When she suggested that he take the ring back to Maris and tell her he would let her put off the wedding until her mother was better, he raved and fairly bit the air and slammed away to haunts known only to himself and his fellow club members. He remained away for three days, getting drunk. Thoroughly. Playing poker for high stakes and losing heavily.
He arrived home at last having run down an old woman carrying home a basket of groceries, and having got himself arrested and bailed out again, and came in looking like a wreck.
"Oh, Tilly dear! Where have you been?" wailed his mother as he entered her bedroom where she had been more or less in her bed, except for a social engagement or two, ever since her encounter with Dr. MacPherson.

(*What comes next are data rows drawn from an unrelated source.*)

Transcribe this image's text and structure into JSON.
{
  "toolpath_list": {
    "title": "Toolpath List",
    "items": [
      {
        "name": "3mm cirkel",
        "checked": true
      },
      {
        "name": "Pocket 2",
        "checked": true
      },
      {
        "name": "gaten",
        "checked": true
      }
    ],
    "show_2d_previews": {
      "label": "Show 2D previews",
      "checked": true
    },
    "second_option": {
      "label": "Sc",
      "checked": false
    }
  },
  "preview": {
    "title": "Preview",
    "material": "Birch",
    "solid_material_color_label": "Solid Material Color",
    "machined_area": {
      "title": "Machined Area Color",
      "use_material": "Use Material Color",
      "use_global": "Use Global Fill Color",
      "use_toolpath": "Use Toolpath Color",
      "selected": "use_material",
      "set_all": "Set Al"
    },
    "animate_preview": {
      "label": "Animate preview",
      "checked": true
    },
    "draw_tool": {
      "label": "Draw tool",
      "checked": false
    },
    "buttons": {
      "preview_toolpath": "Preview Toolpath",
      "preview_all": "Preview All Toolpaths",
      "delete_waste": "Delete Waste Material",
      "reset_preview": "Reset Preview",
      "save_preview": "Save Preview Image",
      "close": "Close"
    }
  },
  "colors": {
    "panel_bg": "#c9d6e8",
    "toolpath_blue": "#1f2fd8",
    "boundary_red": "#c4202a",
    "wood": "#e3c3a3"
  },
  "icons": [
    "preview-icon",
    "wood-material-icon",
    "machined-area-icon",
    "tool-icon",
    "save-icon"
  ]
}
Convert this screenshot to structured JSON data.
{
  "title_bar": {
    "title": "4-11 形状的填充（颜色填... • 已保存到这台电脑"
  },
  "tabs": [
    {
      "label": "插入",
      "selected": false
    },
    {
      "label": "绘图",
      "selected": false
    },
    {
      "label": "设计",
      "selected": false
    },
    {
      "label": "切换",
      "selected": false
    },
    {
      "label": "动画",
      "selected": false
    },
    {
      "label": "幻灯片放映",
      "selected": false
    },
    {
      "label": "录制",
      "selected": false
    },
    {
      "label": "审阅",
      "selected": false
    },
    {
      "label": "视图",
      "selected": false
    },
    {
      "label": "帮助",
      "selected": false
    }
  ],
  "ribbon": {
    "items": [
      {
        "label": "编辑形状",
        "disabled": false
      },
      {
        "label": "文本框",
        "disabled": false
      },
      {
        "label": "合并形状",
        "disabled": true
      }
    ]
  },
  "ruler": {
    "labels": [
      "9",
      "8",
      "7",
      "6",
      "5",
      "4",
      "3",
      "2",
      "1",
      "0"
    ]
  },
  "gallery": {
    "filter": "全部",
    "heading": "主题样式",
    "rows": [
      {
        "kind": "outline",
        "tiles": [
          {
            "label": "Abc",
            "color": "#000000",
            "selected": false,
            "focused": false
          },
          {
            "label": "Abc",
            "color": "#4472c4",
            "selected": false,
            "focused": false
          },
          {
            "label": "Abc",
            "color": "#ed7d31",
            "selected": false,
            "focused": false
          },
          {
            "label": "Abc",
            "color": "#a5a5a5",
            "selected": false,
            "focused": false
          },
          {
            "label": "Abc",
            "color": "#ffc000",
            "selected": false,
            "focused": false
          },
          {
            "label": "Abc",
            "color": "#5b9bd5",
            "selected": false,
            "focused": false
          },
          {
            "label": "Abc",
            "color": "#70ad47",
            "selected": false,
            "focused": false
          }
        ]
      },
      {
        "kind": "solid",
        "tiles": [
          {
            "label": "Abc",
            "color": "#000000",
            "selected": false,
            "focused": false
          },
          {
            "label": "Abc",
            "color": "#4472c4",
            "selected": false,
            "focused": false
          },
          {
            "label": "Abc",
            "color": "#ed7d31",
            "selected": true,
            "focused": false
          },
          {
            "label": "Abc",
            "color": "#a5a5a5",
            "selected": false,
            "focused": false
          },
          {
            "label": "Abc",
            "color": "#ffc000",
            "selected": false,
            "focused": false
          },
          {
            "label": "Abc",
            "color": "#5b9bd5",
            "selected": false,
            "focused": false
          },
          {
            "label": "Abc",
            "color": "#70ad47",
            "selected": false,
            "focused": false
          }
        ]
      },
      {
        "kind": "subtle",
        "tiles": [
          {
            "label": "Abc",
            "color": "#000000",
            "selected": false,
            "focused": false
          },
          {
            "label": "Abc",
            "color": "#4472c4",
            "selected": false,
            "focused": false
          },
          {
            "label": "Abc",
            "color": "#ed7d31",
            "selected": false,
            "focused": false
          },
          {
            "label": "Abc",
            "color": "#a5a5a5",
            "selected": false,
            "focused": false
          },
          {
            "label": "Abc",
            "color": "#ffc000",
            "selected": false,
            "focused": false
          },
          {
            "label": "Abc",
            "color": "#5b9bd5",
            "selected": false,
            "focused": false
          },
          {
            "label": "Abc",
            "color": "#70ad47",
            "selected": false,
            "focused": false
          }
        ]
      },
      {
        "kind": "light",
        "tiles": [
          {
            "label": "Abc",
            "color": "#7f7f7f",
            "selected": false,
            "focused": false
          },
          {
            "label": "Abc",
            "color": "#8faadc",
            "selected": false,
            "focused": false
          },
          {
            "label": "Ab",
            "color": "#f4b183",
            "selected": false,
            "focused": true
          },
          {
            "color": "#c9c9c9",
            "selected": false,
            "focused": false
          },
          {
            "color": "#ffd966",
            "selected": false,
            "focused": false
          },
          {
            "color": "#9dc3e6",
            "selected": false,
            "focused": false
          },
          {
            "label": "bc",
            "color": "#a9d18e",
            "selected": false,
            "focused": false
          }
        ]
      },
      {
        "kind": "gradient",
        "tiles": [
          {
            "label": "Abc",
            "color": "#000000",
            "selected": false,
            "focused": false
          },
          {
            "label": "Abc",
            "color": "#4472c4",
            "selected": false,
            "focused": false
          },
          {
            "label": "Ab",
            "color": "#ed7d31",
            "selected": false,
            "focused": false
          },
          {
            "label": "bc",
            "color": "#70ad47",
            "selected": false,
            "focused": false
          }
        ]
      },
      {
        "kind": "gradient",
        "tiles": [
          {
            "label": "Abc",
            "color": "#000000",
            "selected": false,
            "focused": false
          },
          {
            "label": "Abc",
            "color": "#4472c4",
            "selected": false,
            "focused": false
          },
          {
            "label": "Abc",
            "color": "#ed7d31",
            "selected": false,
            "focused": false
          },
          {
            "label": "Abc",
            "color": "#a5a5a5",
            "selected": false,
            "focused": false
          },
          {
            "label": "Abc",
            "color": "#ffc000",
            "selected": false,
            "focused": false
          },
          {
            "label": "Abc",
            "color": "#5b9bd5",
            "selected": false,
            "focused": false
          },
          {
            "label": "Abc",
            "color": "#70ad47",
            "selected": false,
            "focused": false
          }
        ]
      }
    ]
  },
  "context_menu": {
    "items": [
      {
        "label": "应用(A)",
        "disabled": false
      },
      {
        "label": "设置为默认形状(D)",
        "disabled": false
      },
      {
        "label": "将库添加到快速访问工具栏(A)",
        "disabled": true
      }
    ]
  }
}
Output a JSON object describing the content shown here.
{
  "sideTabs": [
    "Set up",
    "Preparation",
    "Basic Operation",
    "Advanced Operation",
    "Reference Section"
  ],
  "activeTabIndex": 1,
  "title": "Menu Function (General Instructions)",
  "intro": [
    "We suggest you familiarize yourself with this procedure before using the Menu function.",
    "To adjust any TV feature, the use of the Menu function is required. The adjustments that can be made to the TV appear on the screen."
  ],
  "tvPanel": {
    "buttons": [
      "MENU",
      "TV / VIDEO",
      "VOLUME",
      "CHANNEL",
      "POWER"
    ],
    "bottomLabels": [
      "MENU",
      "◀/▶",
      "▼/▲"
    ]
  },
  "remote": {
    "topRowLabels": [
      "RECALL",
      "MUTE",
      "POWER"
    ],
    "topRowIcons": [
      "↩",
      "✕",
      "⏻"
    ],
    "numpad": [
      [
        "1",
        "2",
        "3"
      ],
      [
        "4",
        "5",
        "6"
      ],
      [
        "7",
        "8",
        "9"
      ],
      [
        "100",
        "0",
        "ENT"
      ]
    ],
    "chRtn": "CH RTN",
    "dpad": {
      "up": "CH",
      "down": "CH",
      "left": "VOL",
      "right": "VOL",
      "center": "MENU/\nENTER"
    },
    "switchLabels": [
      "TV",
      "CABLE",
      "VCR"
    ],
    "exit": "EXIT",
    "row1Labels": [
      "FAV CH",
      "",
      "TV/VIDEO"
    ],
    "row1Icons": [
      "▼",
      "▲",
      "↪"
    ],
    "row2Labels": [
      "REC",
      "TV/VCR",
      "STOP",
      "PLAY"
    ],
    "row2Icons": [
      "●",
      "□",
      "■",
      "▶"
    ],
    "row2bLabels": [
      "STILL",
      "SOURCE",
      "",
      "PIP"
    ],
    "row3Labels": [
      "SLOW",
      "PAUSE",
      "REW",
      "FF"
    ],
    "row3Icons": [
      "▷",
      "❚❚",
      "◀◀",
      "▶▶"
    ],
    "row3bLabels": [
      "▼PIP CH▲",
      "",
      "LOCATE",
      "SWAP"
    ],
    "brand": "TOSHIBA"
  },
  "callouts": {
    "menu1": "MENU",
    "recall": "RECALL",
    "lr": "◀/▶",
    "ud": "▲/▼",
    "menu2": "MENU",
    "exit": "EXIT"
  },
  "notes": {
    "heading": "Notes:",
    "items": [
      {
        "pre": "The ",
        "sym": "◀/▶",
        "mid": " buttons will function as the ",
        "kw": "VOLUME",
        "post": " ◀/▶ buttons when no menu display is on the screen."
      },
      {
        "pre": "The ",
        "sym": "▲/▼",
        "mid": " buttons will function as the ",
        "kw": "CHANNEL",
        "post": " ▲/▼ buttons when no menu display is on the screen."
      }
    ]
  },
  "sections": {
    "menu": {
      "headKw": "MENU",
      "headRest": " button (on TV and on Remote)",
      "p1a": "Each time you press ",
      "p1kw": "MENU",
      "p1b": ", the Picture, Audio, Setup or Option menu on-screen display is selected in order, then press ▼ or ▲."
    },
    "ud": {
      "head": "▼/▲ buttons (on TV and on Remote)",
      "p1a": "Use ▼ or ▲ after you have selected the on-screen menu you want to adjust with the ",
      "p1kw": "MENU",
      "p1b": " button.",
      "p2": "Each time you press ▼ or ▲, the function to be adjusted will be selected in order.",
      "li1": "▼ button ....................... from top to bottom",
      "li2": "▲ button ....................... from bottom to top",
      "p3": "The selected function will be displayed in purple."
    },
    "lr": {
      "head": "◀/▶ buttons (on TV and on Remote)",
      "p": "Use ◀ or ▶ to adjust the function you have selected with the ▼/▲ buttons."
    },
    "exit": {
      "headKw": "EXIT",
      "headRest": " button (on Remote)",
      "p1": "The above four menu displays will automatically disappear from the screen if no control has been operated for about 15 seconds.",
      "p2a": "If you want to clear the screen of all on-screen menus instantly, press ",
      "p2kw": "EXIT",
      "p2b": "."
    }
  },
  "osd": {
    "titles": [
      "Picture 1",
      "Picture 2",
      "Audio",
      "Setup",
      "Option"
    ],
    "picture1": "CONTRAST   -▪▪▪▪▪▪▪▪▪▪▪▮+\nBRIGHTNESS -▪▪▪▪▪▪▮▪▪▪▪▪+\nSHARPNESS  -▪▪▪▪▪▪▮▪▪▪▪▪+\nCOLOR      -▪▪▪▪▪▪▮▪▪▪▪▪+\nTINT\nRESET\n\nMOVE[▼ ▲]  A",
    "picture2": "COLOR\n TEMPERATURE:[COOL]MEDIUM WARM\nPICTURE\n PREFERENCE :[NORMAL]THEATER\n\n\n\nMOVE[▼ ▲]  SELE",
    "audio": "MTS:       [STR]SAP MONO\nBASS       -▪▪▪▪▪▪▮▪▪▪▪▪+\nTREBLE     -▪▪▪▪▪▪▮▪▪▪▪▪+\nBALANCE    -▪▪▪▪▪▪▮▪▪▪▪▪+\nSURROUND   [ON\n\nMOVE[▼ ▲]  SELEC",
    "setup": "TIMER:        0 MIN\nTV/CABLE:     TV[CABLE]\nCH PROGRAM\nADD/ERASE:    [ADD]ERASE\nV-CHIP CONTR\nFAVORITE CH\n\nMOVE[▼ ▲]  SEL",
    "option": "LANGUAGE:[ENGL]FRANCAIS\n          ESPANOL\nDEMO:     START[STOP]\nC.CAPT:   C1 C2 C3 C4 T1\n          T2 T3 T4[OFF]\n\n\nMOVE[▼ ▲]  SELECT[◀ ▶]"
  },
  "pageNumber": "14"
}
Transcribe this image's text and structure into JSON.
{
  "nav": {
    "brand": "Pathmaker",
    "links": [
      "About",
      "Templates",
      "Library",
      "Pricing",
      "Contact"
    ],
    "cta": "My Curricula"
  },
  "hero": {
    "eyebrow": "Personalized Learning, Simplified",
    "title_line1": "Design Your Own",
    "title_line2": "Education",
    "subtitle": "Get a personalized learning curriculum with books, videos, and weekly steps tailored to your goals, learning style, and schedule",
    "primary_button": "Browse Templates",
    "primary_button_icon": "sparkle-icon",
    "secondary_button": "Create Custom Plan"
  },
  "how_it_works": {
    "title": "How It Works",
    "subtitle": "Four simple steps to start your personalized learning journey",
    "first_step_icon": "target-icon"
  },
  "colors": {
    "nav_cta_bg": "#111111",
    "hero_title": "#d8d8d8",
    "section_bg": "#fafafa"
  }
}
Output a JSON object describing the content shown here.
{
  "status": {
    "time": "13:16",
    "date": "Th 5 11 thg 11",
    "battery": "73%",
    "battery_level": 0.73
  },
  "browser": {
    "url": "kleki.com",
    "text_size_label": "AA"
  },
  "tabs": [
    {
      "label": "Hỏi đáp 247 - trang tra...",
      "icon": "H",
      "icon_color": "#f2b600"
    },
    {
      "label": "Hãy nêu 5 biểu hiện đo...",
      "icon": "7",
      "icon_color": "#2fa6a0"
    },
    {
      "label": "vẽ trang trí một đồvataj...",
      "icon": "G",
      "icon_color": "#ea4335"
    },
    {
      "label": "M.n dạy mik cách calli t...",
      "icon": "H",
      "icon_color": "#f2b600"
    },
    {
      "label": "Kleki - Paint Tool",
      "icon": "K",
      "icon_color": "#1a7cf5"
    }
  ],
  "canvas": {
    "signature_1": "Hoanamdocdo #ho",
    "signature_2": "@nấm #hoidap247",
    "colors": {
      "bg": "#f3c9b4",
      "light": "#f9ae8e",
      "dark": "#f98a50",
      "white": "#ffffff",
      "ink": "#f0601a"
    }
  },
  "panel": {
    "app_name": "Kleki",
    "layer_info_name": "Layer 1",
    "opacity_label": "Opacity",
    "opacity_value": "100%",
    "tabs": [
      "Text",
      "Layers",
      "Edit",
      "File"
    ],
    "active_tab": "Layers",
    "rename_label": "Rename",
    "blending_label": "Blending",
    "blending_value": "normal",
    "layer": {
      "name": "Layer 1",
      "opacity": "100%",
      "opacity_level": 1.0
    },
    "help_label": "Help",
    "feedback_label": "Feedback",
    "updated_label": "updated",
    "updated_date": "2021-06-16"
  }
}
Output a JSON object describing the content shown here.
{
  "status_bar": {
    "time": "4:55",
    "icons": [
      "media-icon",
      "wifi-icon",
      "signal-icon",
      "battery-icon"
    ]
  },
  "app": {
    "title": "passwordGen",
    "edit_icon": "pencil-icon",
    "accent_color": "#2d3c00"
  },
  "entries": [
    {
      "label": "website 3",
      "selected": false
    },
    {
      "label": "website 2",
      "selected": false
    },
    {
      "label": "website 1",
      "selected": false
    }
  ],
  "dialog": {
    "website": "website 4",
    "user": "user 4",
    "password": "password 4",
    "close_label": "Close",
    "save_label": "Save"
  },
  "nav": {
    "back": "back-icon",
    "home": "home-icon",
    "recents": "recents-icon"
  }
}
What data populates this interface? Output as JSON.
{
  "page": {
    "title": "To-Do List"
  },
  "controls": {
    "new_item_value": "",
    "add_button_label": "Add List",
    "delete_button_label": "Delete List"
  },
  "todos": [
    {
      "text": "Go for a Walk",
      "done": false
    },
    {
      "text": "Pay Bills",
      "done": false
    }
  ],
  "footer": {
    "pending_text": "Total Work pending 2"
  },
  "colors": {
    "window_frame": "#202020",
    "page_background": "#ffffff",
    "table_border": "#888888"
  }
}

"Now don't begin that song and dance!" said the youth insolently. "I've been where I've pleased to be; that's where you are, too, isn't it? I came up here to see if you had any more light on the matter that concerns me most. Has Maris telephoned? I understood you to say that a little silent treatment might bring her around. Has she come?"
"I haven't seen her," said his mother sadly. "No, she hasn't telephoned. I'm afraid you're going to find that your girl is an utter failure in every way. It is as I told you in the first place, Tilly; it is never wise to go out of your own class when you really settle down seriously to get married. And really, my dear, even if she had come, I should not have received her. Not after the treatment I received in her home. They are an utterly worthless lot, my dear, and you are well rid of her!"